Additionally, Lawton said the worker is now being overseen by a different supervisor.
Lawton said with the high caseloads — more than 3,000 kids are currently in foster care — these types of problems are not unique to this caseworker. She said her employees are doing the best they can.
“I think if we reviewed any number of cases, we would find similar problems where everything wasn’t done to the ‘T’ that it should in terms of every single policy, every single phone call returned, every single thing happening timely,” Lawton said. “It’s simply impossible to do that virtually for every single caseworker we have, who has more than the recommended national average of cases. It’s an impossible job.”
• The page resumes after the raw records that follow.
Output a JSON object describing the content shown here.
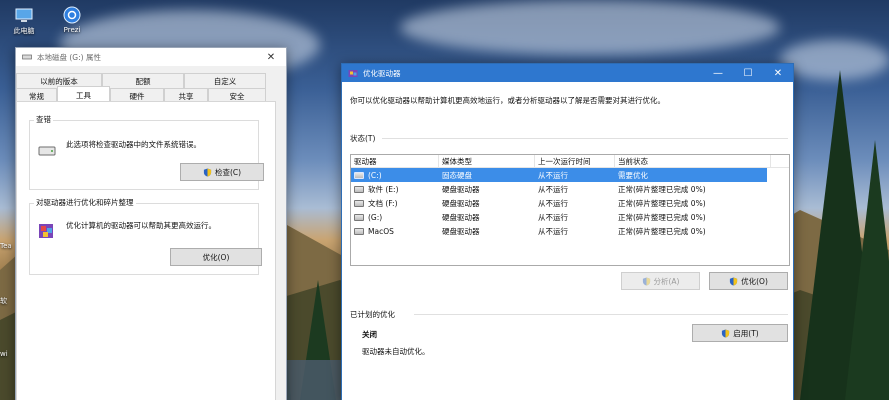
{
  "desktop": {
    "icons": [
      {
        "label": "此电脑",
        "icon": "computer-icon"
      },
      {
        "label": "Prezi",
        "icon": "prezi-icon"
      }
    ],
    "edge_labels": [
      "Tea",
      "软",
      "wi"
    ]
  },
  "properties_window": {
    "title": "本地磁盘 (G:) 属性",
    "close": "✕",
    "tabs_row1": [
      "以前的版本",
      "配额",
      "自定义"
    ],
    "tabs_row2": [
      "常规",
      "工具",
      "硬件",
      "共享",
      "安全"
    ],
    "active_tab": "工具",
    "check_group": {
      "title": "查错",
      "text": "此选项将检查驱动器中的文件系统错误。",
      "button": "检查(C)"
    },
    "optimize_group": {
      "title": "对驱动器进行优化和碎片整理",
      "text": "优化计算机的驱动器可以帮助其更高效运行。",
      "button": "优化(O)"
    }
  },
  "optimize_window": {
    "title": "优化驱动器",
    "controls": {
      "minimize": "—",
      "maximize": "☐",
      "close": "✕"
    },
    "description": "你可以优化驱动器以帮助计算机更高效地运行，或者分析驱动器以了解是否需要对其进行优化。",
    "status_label": "状态(T)",
    "table": {
      "headers": [
        "驱动器",
        "媒体类型",
        "上一次运行时间",
        "当前状态"
      ],
      "rows": [
        {
          "drive": "(C:)",
          "media": "固态硬盘",
          "last_run": "从不运行",
          "status": "需要优化",
          "selected": true
        },
        {
          "drive": "软件 (E:)",
          "media": "硬盘驱动器",
          "last_run": "从不运行",
          "status": "正常(碎片整理已完成 0%)",
          "selected": false
        },
        {
          "drive": "文档 (F:)",
          "media": "硬盘驱动器",
          "last_run": "从不运行",
          "status": "正常(碎片整理已完成 0%)",
          "selected": false
        },
        {
          "drive": "(G:)",
          "media": "硬盘驱动器",
          "last_run": "从不运行",
          "status": "正常(碎片整理已完成 0%)",
          "selected": false
        },
        {
          "drive": "MacOS",
          "media": "硬盘驱动器",
          "last_run": "从不运行",
          "status": "正常(碎片整理已完成 0%)",
          "selected": false
        }
      ]
    },
    "analyze_button": "分析(A)",
    "optimize_button": "优化(O)",
    "scheduled_label": "已计划的优化",
    "scheduled_state": "关闭",
    "scheduled_text": "驱动器未自动优化。",
    "enable_button": "启用(T)"
  },
  "colors": {
    "accent": "#2e77cf",
    "selection": "#3c8de8",
    "shield_blue": "#2a63c4",
    "shield_yellow": "#f2c21b"
  }
}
OCS recently underwent a federal review and the agency will be implementing their recommendations over the next few years to try to improve, Lawton. Additionally, legislation that would increase the number of caseworkers and decrease their case load, House Bill 151, is working its way through the state legislature.
Ombudsman Lord-Jenkins said she hopes OCS will start examining how they handle different administrative processes to potentially prevent these problems in the future.
“I would like the public not to lambaste these folks who are doing the best they can with what they’ve got,” Lord-Jenkins said. “But to also recognize that these things should not happen.”
The state’s Ombudsman’s office can only make recommendations. It cannot force any agency to do anything.